A ONU lançou esta sexta-feira, em Genebra, na Suíça, o Plano Conjunto de Resposta para a Crise Humanitária Rohingya. As agências da ONU estão a pedir US$ 951 milhões para ajudar 1,3 milhão de pessoas envolvidas nesta crise de refugiados até ao fim do ano.

Segundo o apelo, “é necessário financiamento urgente para satisfazer as necessidades humanitárias essenciais dos refugiados e das comunidades de acolhimento.” Mais da metade dos fundos será usada em comida, abrigos e segurança.

Necessidades

Até ao final do ano, a ajuda será distribuída a 884 mil refugiados rohingyas e 336 mil membros das comunidades que os acolhem. O documento inclui planos de contingência que preveem a chegada de 80 mil refugiados nos próximos meses.

Nestes campos, são necessários 16 milhões de litros água potável todos os dias e mais de 12 mil toneladas de comida por mês. Precisam de ser construídas 50 mil latrinas e 180 mil famílias necessitam de combustível para cozinhar.

O plano diz que são precisos 200 centros de cuidados médicos e 5 mil salas de aulas para as cerca de 614 mil crianças e jovens. Existem 22 mil crianças consideradas em risco, que são consideradas prioritárias. A ONU calcula que perto de 400 mil crianças precisam de apoio pós-trauma.

Desafios

O documento destaca que existem vários desafios, e cita as condições superlotadas dos campos, centenas de incidentes de violência de gênero reportados todas as semanas, e problemas de saúde como sarampo e difteria.

Segundo o apelo, as primeiras chuvas que chegam nas próximas semanas podem provocar deslizamentos, cheias e surtos de doenças. Mais de 150 mil refugiados vivem em áreas que vão desabar ou ficar alagadas durante a época das chuvas.
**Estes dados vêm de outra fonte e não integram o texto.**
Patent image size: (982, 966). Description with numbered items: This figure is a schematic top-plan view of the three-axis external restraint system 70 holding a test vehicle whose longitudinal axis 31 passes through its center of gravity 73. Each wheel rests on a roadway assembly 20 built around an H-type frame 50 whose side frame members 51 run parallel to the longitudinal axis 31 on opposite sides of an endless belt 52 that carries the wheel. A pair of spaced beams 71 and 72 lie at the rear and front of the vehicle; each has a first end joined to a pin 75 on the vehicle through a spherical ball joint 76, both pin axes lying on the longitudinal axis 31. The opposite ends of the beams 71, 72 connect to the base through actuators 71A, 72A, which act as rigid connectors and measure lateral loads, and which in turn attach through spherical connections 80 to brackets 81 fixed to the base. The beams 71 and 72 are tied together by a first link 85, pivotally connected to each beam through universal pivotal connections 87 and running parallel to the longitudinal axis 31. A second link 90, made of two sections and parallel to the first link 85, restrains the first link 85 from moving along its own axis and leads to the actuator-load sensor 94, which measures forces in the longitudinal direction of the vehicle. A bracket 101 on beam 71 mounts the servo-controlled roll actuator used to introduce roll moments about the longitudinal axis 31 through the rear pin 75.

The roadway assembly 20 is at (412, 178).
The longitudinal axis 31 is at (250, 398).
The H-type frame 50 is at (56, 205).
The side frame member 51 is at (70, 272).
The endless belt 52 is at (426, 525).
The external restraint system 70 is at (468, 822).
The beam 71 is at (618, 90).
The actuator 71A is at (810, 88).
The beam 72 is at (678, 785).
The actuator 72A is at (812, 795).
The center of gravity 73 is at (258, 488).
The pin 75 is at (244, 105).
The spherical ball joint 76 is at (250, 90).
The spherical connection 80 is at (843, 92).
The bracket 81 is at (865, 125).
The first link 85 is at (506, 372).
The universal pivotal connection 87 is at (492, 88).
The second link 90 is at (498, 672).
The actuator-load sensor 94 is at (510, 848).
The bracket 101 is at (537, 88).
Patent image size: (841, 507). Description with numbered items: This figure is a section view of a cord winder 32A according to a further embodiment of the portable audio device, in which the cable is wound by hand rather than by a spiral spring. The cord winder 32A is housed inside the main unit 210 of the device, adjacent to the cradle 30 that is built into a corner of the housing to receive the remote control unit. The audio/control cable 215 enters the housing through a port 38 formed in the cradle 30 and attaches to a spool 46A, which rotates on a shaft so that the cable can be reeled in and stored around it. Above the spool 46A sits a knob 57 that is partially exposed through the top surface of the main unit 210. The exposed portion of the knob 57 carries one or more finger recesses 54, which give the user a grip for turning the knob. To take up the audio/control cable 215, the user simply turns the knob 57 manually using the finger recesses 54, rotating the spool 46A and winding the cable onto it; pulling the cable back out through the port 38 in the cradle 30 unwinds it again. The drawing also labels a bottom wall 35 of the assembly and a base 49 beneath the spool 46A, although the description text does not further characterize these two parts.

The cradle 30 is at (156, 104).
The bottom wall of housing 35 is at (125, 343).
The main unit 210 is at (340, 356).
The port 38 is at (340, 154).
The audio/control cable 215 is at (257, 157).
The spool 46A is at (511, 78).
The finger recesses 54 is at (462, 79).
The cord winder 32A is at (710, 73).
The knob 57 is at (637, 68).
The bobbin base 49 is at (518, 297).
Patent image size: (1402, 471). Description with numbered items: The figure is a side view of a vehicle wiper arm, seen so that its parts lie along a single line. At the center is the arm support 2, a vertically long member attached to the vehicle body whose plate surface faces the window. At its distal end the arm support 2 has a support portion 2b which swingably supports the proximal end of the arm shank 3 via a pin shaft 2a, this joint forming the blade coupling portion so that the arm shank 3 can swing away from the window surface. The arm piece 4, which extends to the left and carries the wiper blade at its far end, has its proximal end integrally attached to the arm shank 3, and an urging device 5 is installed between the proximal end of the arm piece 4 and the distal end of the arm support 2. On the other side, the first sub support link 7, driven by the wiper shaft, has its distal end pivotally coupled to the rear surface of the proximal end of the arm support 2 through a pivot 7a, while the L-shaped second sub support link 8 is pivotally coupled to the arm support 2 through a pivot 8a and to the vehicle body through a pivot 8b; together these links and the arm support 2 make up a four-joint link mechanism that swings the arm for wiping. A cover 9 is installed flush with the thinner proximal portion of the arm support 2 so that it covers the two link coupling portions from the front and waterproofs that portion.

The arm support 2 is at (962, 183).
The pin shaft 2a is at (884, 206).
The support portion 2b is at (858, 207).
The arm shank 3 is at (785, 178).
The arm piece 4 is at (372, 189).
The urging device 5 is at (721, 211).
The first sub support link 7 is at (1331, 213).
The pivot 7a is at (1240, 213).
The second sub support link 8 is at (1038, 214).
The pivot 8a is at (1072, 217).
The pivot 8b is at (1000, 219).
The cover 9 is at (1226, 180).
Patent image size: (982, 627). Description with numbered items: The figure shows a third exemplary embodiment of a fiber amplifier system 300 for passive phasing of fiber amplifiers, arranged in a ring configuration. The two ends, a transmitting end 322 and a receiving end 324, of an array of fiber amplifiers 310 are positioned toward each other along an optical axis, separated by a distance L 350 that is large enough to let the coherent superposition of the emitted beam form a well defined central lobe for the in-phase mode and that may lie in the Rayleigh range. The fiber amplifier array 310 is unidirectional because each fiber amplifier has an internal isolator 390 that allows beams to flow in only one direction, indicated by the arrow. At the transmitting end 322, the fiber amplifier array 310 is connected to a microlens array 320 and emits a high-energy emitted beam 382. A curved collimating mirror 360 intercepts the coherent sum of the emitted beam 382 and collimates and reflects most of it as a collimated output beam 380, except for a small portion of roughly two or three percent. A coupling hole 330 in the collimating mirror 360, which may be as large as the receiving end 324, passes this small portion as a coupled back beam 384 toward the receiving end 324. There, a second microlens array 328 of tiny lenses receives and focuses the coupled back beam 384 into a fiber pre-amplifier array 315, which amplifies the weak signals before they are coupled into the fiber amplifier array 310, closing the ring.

O pedido termina dizendo que esta situação “é uma crise humanitária grave e precisa de financiamento urgente para prestar ajuda que é essencial milhares de pessoas.”

O apelo juntou 130 parceiros, incluindo agencias da ONU e ONGs internacionais. Os autores defendem que é preciso “complementar a extraordinária generosidade do governo do Bangladesh.”